C.S. Lewis: Mere Christianity (Book 1) Right and Wrong as a Clue to the Meaning of the Universe
Updated: Nov 18, 2022
Video from Dr. Scott Mason
"C.S. Lewis's 1952 book Mere Christianity is arguably the most important work of Christian apologetics of our day. He begins it in an odd place, at least it is odd if we consider it in relation to historic apologetic works. Book 1 is devoted to demonstrating the validity of the law of human nature, which is something that (as he argues in The Abolition of Man) would have had no need of demonstration in ages past.
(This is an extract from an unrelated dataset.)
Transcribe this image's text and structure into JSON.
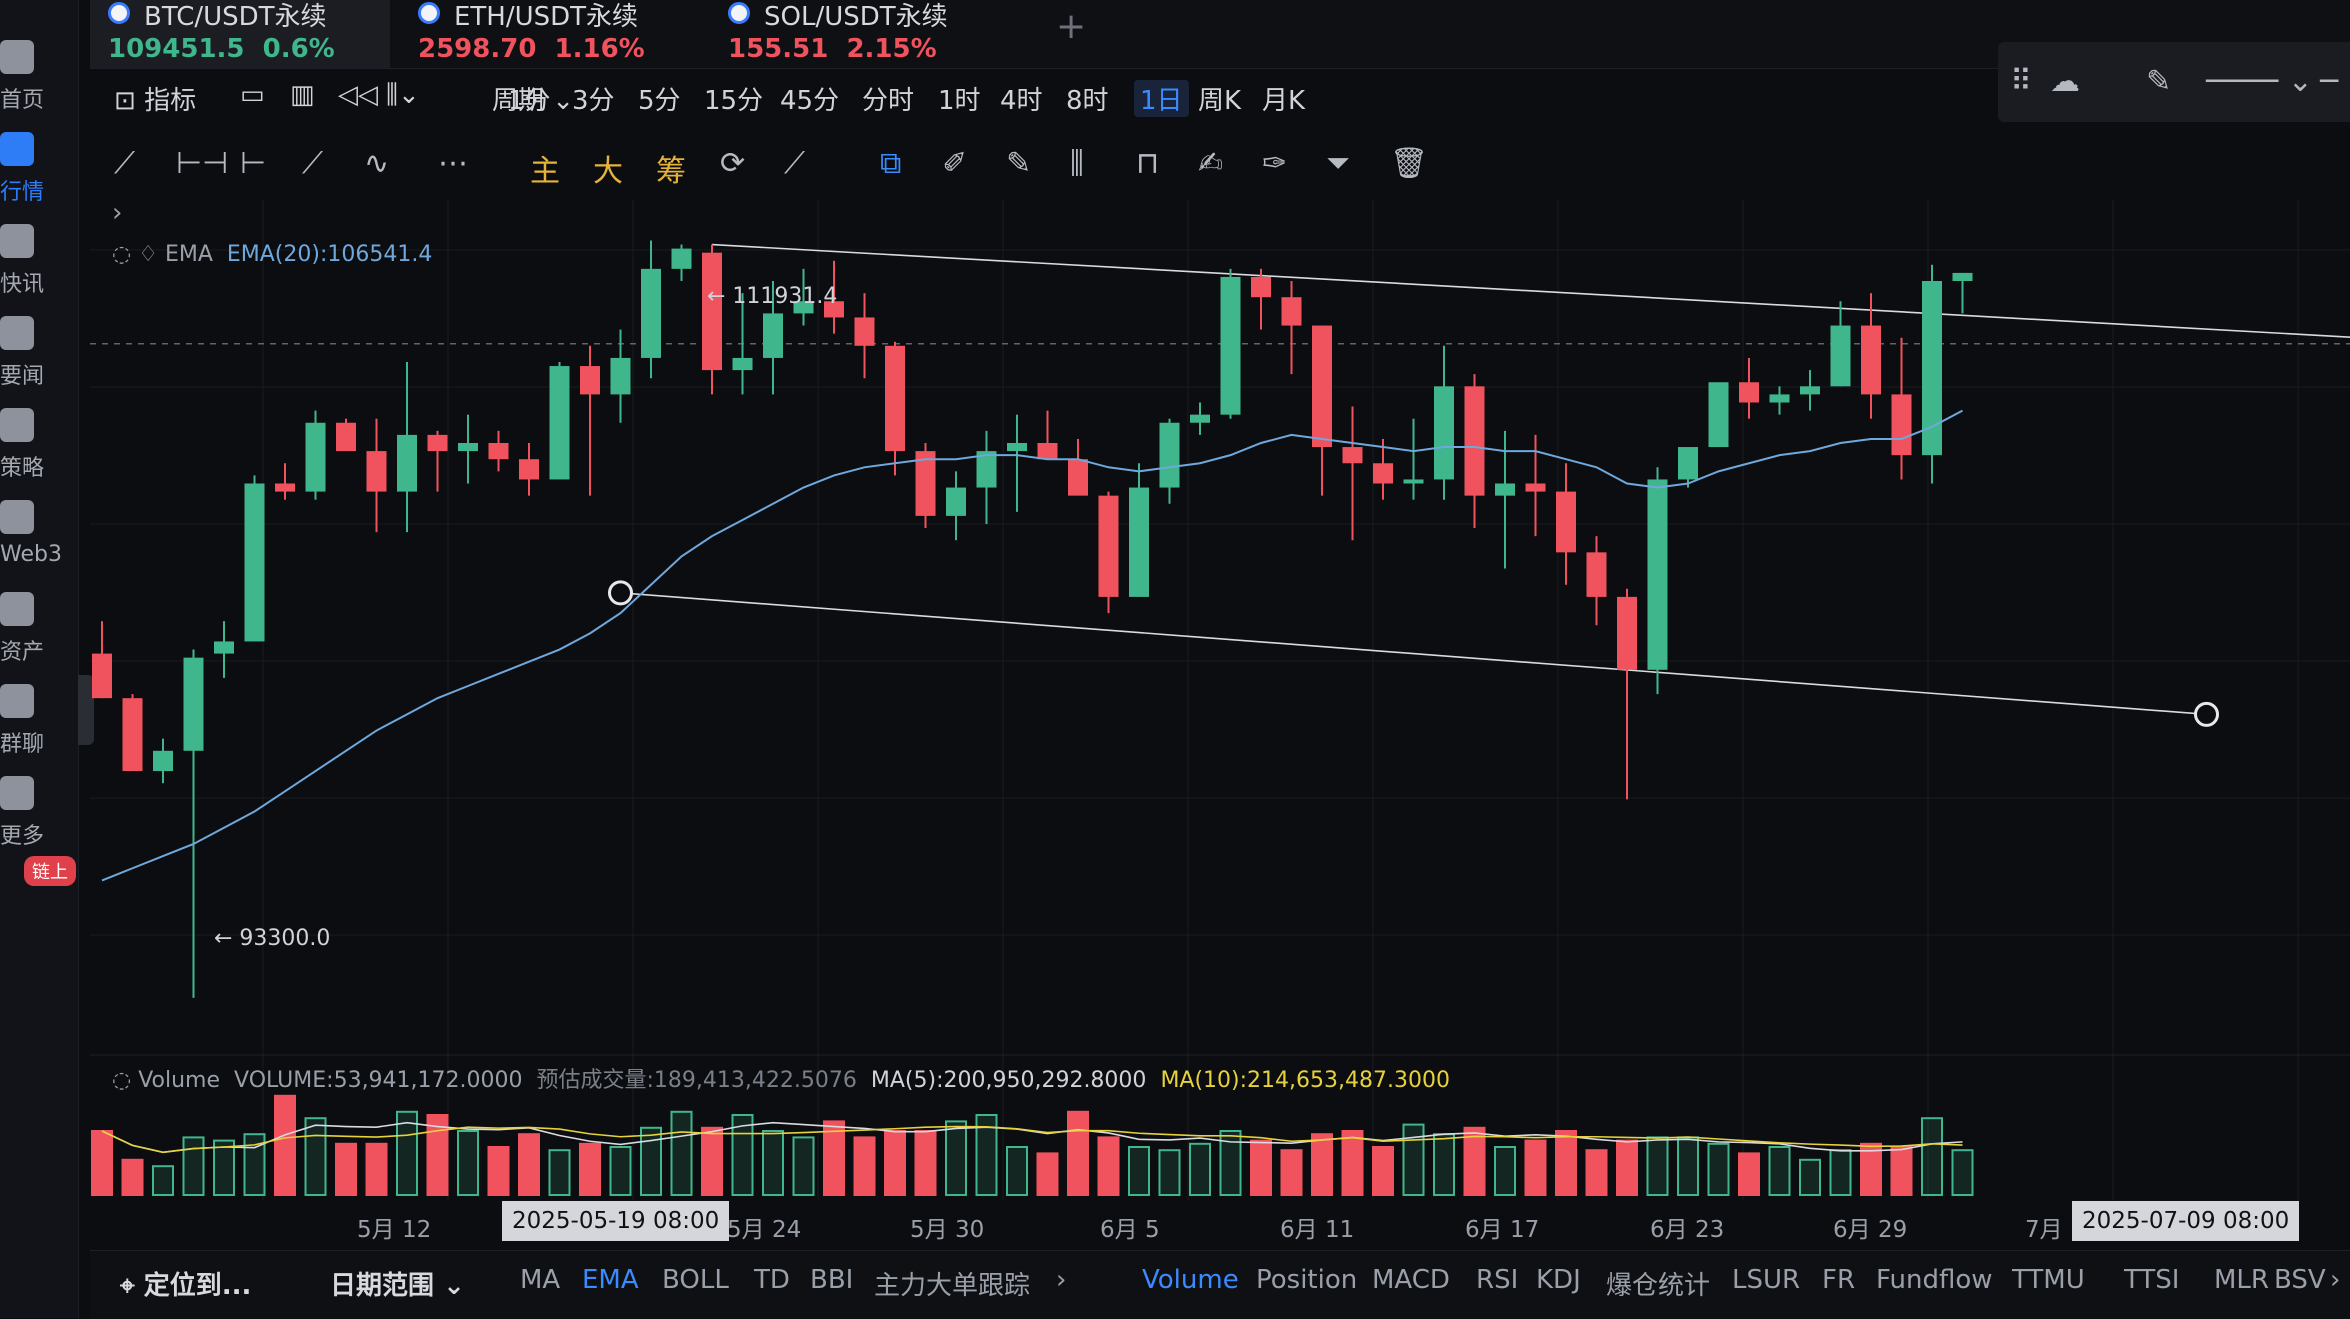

It is the context of the modern education and its application of Baconian science to human nature (in the form of the 'social sciences') that have made it necessary to prove something that the Apostle Paul in Romans 1 regarded as so self-evident as to assert, that "God's invisible attributes, namely, his eternal power and divine nature, have been clearly perceived, ever since the creation of the world, in the things that have been made." (Rom. 1:20) and even when people "who do not have the law" "they show that the work of the law is written on their hearts, while their conscience also bears witness, and their conflicting thoughts accuse or even excuse them." (Rom. 2:14, 15) There were no atheists in the ancient world. But in Lewis's day, not only were there atheists, the premises of their teaching were actually more prominent - even *within* the humanities who were following the lead of the 'conditioners' - than the law of human nature understood by all generations throughout the history of humanity. So Lewis is at pains to demonstrate first of all that there *is* a law of human nature, secondly, that it differs from other laws (i.e. it not only can but is characteristically believed to be binding on others but not ourselves - Jesus calls it hypocrisy), and finally, that what he presents about Christianity is in fact 'good news.'" from video introduction.